Clojure Remove item from Vector at a Specified Location

Question

Is there a way to remove an item from a vector based on index as of now i am using subvec to split the vector and recreate it again. I am looking for the reverse of assoc for vectors?

Answer 1

Maybe not the fastest but maybe the most idiomatic?

(defn remove-n [n coll]
  (let [indexed (map-indexed vector coll)
        cleaned (remove #(= n (first %)) indexed)]
    (map second cleaned)))

Answer 2

(defn vec-remove
  "remove elem in coll"
  [pos coll]
  (into (subvec coll 0 pos) (subvec coll (inc pos))))

Answer 3

It may be faster to get the indexes you want.

(def a [1 2 3 4 5])

(def indexes [0 1 3 4])

(time (dotimes [n 100000] (vec (concat (subvec a 0 2) (subvec a 3 5)))))
"Elapsed time: 69.401787 msecs"

(time (dotimes [n 100000] (mapv #(a %) indexes)))
"Elapsed time: 28.18766 msecs"

Answer 4

subvec is probably the best way. The Clojure docs say subvec is "O(1) and very fast, as the resulting vector shares structure with the original and no trimming is done". The alternative would be walking the vector and building a new one while skipping certain elements, which would be slower.

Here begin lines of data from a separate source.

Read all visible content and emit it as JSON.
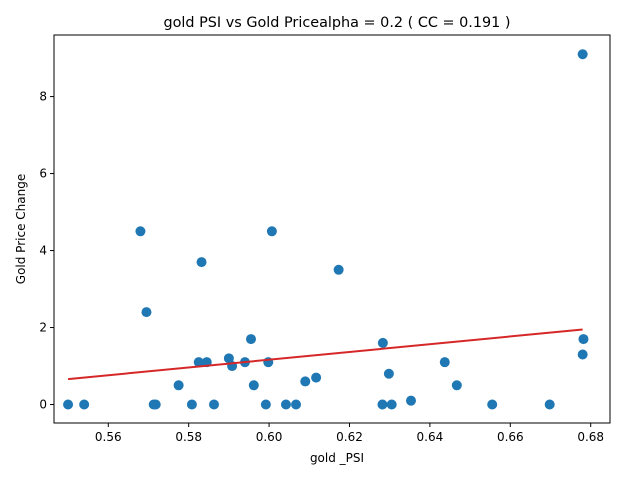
{
  "chart_data": {
    "type": "scatter",
    "title": "gold  PSI vs Gold Pricealpha = 0.2 ( CC = 0.191 )",
    "xlabel": "gold _PSI",
    "ylabel": "Gold Price Change",
    "xlim": [
      0.5465,
      0.6848
    ],
    "ylim": [
      -0.48,
      9.6
    ],
    "xticks": [
      0.56,
      0.58,
      0.6,
      0.62,
      0.64,
      0.66,
      0.68
    ],
    "xtick_labels": [
      "0.56",
      "0.58",
      "0.60",
      "0.62",
      "0.64",
      "0.66",
      "0.68"
    ],
    "yticks": [
      0,
      2,
      4,
      6,
      8
    ],
    "ytick_labels": [
      "0",
      "2",
      "4",
      "6",
      "8"
    ],
    "grid": false,
    "point_color": "#1f77b4",
    "line_color": "#d62728",
    "points": [
      {
        "x": 0.55,
        "y": 0.0
      },
      {
        "x": 0.554,
        "y": 0.0
      },
      {
        "x": 0.568,
        "y": 4.5
      },
      {
        "x": 0.5695,
        "y": 2.4
      },
      {
        "x": 0.5713,
        "y": 0.0
      },
      {
        "x": 0.5718,
        "y": 0.0
      },
      {
        "x": 0.5775,
        "y": 0.5
      },
      {
        "x": 0.5808,
        "y": 0.0
      },
      {
        "x": 0.5825,
        "y": 1.1
      },
      {
        "x": 0.5832,
        "y": 3.7
      },
      {
        "x": 0.5845,
        "y": 1.1
      },
      {
        "x": 0.5863,
        "y": 0.0
      },
      {
        "x": 0.59,
        "y": 1.2
      },
      {
        "x": 0.5908,
        "y": 1.0
      },
      {
        "x": 0.594,
        "y": 1.1
      },
      {
        "x": 0.5955,
        "y": 1.7
      },
      {
        "x": 0.5962,
        "y": 0.5
      },
      {
        "x": 0.5992,
        "y": 0.0
      },
      {
        "x": 0.5998,
        "y": 1.1
      },
      {
        "x": 0.6007,
        "y": 4.5
      },
      {
        "x": 0.6042,
        "y": 0.0
      },
      {
        "x": 0.6067,
        "y": 0.0
      },
      {
        "x": 0.609,
        "y": 0.6
      },
      {
        "x": 0.6117,
        "y": 0.7
      },
      {
        "x": 0.6173,
        "y": 3.5
      },
      {
        "x": 0.6282,
        "y": 0.0
      },
      {
        "x": 0.6283,
        "y": 1.6
      },
      {
        "x": 0.6298,
        "y": 0.8
      },
      {
        "x": 0.6305,
        "y": 0.0
      },
      {
        "x": 0.6353,
        "y": 0.1
      },
      {
        "x": 0.6437,
        "y": 1.1
      },
      {
        "x": 0.6467,
        "y": 0.5
      },
      {
        "x": 0.6555,
        "y": 0.0
      },
      {
        "x": 0.6698,
        "y": 0.0
      },
      {
        "x": 0.678,
        "y": 9.1
      },
      {
        "x": 0.6782,
        "y": 1.7
      },
      {
        "x": 0.678,
        "y": 1.3
      }
    ],
    "fit_line": {
      "x": [
        0.55,
        0.678
      ],
      "y": [
        0.66,
        1.95
      ]
    }
  }
}
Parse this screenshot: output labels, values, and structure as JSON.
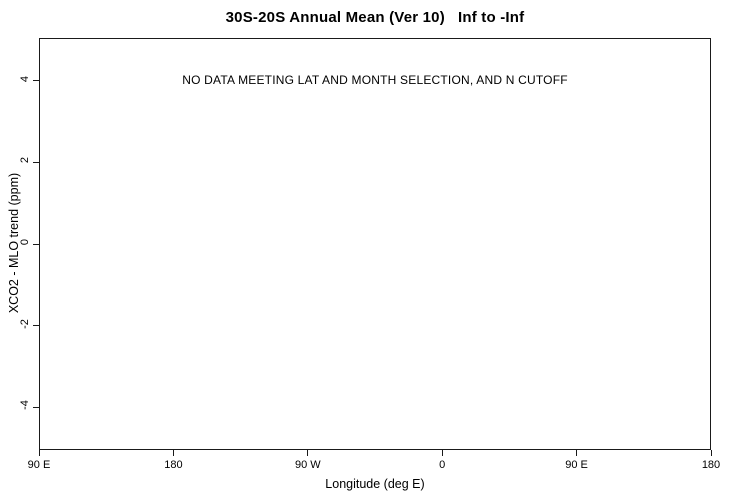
{
  "chart_data": {
    "type": "scatter",
    "title": "30S-20S Annual Mean (Ver 10)   Inf to -Inf",
    "xlabel": "Longitude (deg E)",
    "ylabel": "XCO2 - MLO trend (ppm)",
    "annotation": "NO DATA MEETING LAT AND MONTH SELECTION, AND N CUTOFF",
    "x_tick_labels": [
      "90 E",
      "180",
      "90 W",
      "0",
      "90 E",
      "180"
    ],
    "y_tick_labels": [
      "4",
      "2",
      "0",
      "-2",
      "-4"
    ],
    "y_tick_values": [
      4,
      2,
      0,
      -2,
      -4
    ],
    "ylim": [
      -5.05,
      5.05
    ],
    "grid": false,
    "legend": "none",
    "series": [],
    "axis_color": "#1a1a1a",
    "background_color": "#ffffff"
  }
}
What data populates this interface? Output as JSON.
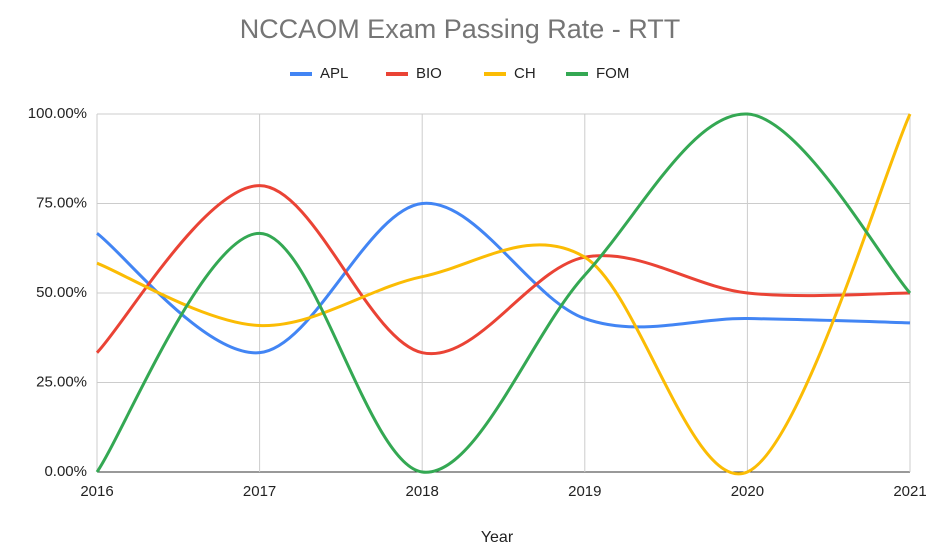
{
  "chart_data": {
    "type": "line",
    "title": "NCCAOM Exam Passing Rate - RTT",
    "x_label": "Year",
    "x": [
      2016,
      2017,
      2018,
      2019,
      2020,
      2021
    ],
    "series": [
      {
        "name": "APL",
        "color": "#4285f4",
        "values": [
          66.67,
          33.33,
          75,
          42.86,
          42.86,
          41.67
        ]
      },
      {
        "name": "BIO",
        "color": "#ea4335",
        "values": [
          33.33,
          80,
          33.33,
          60,
          50,
          50
        ]
      },
      {
        "name": "CH",
        "color": "#fbbc04",
        "values": [
          58.33,
          40.91,
          54.55,
          60,
          0,
          100
        ]
      },
      {
        "name": "FOM",
        "color": "#34a853",
        "values": [
          0,
          66.67,
          0,
          55,
          100,
          50
        ]
      }
    ],
    "xlim": [
      2016,
      2021
    ],
    "xticks": [
      2016,
      2017,
      2018,
      2019,
      2020,
      2021
    ],
    "ylim": [
      0,
      100
    ],
    "yticks": [
      {
        "value": 0,
        "label": "0.00%"
      },
      {
        "value": 25,
        "label": "25.00%"
      },
      {
        "value": 50,
        "label": "50.00%"
      },
      {
        "value": 75,
        "label": "75.00%"
      },
      {
        "value": 100,
        "label": "100.00%"
      }
    ],
    "grid": true,
    "legend": "top"
  }
}
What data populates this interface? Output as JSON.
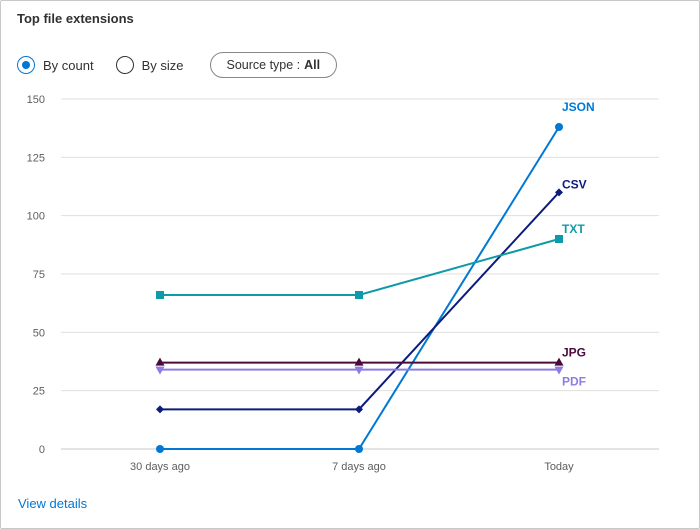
{
  "card": {
    "title": "Top file extensions",
    "view_details_label": "View details"
  },
  "controls": {
    "radio_by_count": "By count",
    "radio_by_size": "By size",
    "selected": "by_count",
    "source_type_label": "Source type :",
    "source_type_value": "All"
  },
  "colors": {
    "accent": "#0078d4",
    "gridline": "#e1dfdd",
    "axis_text": "#605e5c"
  },
  "chart_data": {
    "type": "line",
    "title": "",
    "xlabel": "",
    "ylabel": "",
    "x": [
      "30 days ago",
      "7 days ago",
      "Today"
    ],
    "ylim": [
      0,
      150
    ],
    "yticks": [
      0,
      25,
      50,
      75,
      100,
      125,
      150
    ],
    "grid": true,
    "legend": "labels at series end",
    "series": [
      {
        "name": "JSON",
        "values": [
          0,
          0,
          138
        ],
        "color": "#0078d4",
        "marker": "circle"
      },
      {
        "name": "CSV",
        "values": [
          17,
          17,
          110
        ],
        "color": "#0c1c7e",
        "marker": "diamond"
      },
      {
        "name": "TXT",
        "values": [
          66,
          66,
          90
        ],
        "color": "#0f9aa7",
        "marker": "square"
      },
      {
        "name": "JPG",
        "values": [
          37,
          37,
          37
        ],
        "color": "#4b0a3a",
        "marker": "triangle-up"
      },
      {
        "name": "PDF",
        "values": [
          34,
          34,
          34
        ],
        "color": "#8c7ee0",
        "marker": "triangle-down"
      }
    ]
  }
}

Removing elements from the middle of a vector isn't something vectors are necessarily good at. If you have to do this often, consider using a hash-map so you can use dissoc.

See:

• subvec at clojuredocs.org
• subvec at clojure.github.io, where the official website points to.

Answer 5

The vector library clojure.core.rrb-vector provides logarithmic time concatenation and slicing. Assuming you need persistence, and considering what you're asking for, a logarithmic time solution is as fast as theoretically possible. In particular, it is much faster than any solution using clojure's native subvec, as the concat step puts any such solution into linear time.

(require '[clojure.core.rrb-vector :as fv])
(let [s (vec [0 1 2 3 4])]
  (fv/catvec (fv/subvec s 0 2) (fv/subvec s 3 5)))
; => [0 1 3 4]

Answer 6

subvec is fast ; combined with transients it gives even better results.

Using criterium to benchmark:

user=> (def len 5)
user=> (def v (vec (range 0 5))
user=> (def i (quot len 2))
user=> (def j (inc i))

; using take/drop
user=> (bench
         (vec (concat (take i v) (drop j v))))
;              Execution time mean : 817,618757 ns
;     Execution time std-deviation : 9,371922 ns

; using subvec
user=> (bench
         (vec (concat (subvec v 0 i) (subvec v j len))))
;              Execution time mean : 604,501041 ns
;     Execution time std-deviation : 8,163552 ns

; using subvec and transients
user=> (bench
         (persistent!
          (reduce conj! (transient (vec (subvec v 0 i))) (subvec v j len))))
;              Execution time mean : 307,819500 ns
;     Execution time std-deviation : 4,359432 ns

The speedup is even greater at greater lengths ; the same bench with a len equal to 10000 gives means: 1,368250 ms, 953,565863 µs, 314,387437 µs.

Answer 7

Yet another possibility which ought to work with any sequence and not bomb if the index was out of range...

(defn drop-index [col idx]
  (filter identity (map-indexed #(if (not= %1 idx) %2) col)))

Answer 8

Here is a solution iv found to be nice:

(defn index-exclude [r ex] 
   "Take all indices execpted ex" 
    (filter #(not (ex %)) (range r))) 


(defn dissoc-idx [v & ds]
   (map v (index-exclude (count v) (into #{} ds))))

(dissoc-idx [1 2 3] 1 2)


'(1)

Answer 9

user=> (def a [1 2 3 4 5])
user=> (time (dotimes [n 100000] (vec (concat (take 2 a) (drop 3 a)))))
"Elapsed time: 1185.539413 msecs"
user=> (time (dotimes [n 100000] (vec (concat (subvec a 0 2) (subvec a 3 5)))))
"Elapsed time: 760.072048 msecs"

Yup - subvec is fastest